SELECT order_date, order_id, ship_mode
  FROM orders
 ORDER BY CASE
       WHEN ship_mode = 'Same Day' THEN 1
       WHEN ship_mode = 'First Class' THEN 2
       ELSE 3
       END
limit 5;

 * sqlite:///superstore.db
Done.


order_date,order_id,ship_mode
2016-10-21,CA-2016-155516,Same Day
2016-10-21,CA-2016-155516,Same Day
2016-10-21,CA-2016-155516,Same Day
2016-10-21,CA-2016-155516,Same Day
2016-09-19,US-2016-156097,Same Day


## Instructions

The manager of Superstore Watertown in New York noticed that the **Corporate segment** is the most profitable, followed by the **Consumer segment**. They want you to write a query with the most profitable segments on top so they can learn more about the products these segments purchase.

1. Write a query that includes:
`segment
subcategory
product_name
sales
profit`


1. Limit your results to just the city of Watertown. (There is only one city in the database with this name.)

1. Order your results so that the Corporate segment appears first, then the Consumer segment, followed by any remaining segments.

In [17]:
%%sql

SELECT segment,
       subcategory,
       product_name,
       sales,
       profit
  FROM orders
  WHERE city = 'Watertown'
  ORDER BY CASE
           WHEN segment = 'Corporate' THEN 1
           WHEN segment = 'Consumer' THEN 2
           ELSE 3
           END


 * sqlite:///superstore.db
Done.


segment,subcategory,product_name,sales,profit
Corporate,Bookcases,"Atlantic Metals Mobile 4-Shelf Bookcases, Custom Colors",1573.488,196.686
Corporate,Binders,GBC DocuBind TL200 Manual Binding Machine,895.92,302.373
Corporate,Chairs,Global Commerce Series Low-Back Swivel/Tilt Chairs,462.564,97.6523999999999
Corporate,Appliances,Staple holder,35.91,9.6957
Corporate,Storage,"Letter/Legal File Tote with Clear Snap-On Lid, Black Granite",96.36,25.0536
Consumer,Appliances,"Holmes Cool Mist Humidifier for the Whole House with 8-Gallon Output per Day, Extended Life Filter",19.9,8.955
Consumer,Furnishings,"Tenex Carpeted, Granite-Look or Clear Contemporary Contour Shape Chair Mats",70.71,4.94969999999999
Consumer,Paper,"Wirebound Message Books, Four 2 3/4"" x 5"" Forms per Page, 600 Sets per Book",18.54,8.7138
Consumer,Binders,Fellowes PB200 Plastic Comb Binding Machine,679.96,220.987
Home Office,Chairs,"Situations Contoured Folding Chairs, 4/Set",191.646,31.941


# 6) Writing Performant SQL

To end our Introduction to SQL course, let's talk about one more SQL "best practice." SQL databases can easily contain millions of records. In a fast-paced business world, we want to be able to pull data in a timely manner.
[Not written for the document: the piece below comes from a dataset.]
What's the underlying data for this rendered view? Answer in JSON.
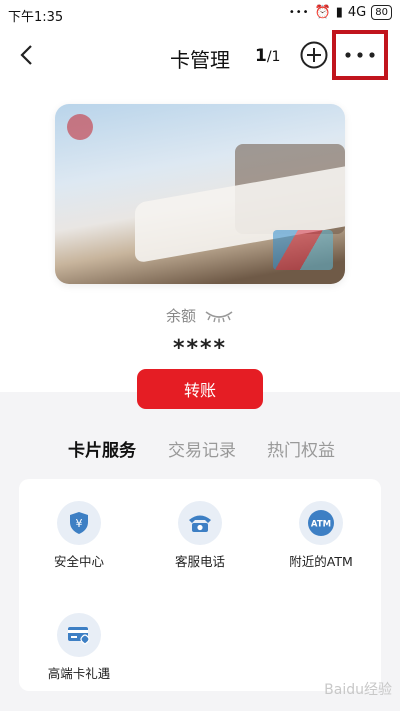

SQL queries are known as  

> "performant" when they accelerate the performance of your queries.

There are many ways to make your queries performant, which can get quite complicated. Here are a few related to this course:

1. Avoid `SELECT *`. Only select the columns you need from the query.

1. Select a sample of rows with `LIMIT`. This could limit the need to print millions of records.

1. Use `IN` instead of `OR`. `IN` will evaluate your conditions at once rather than individually.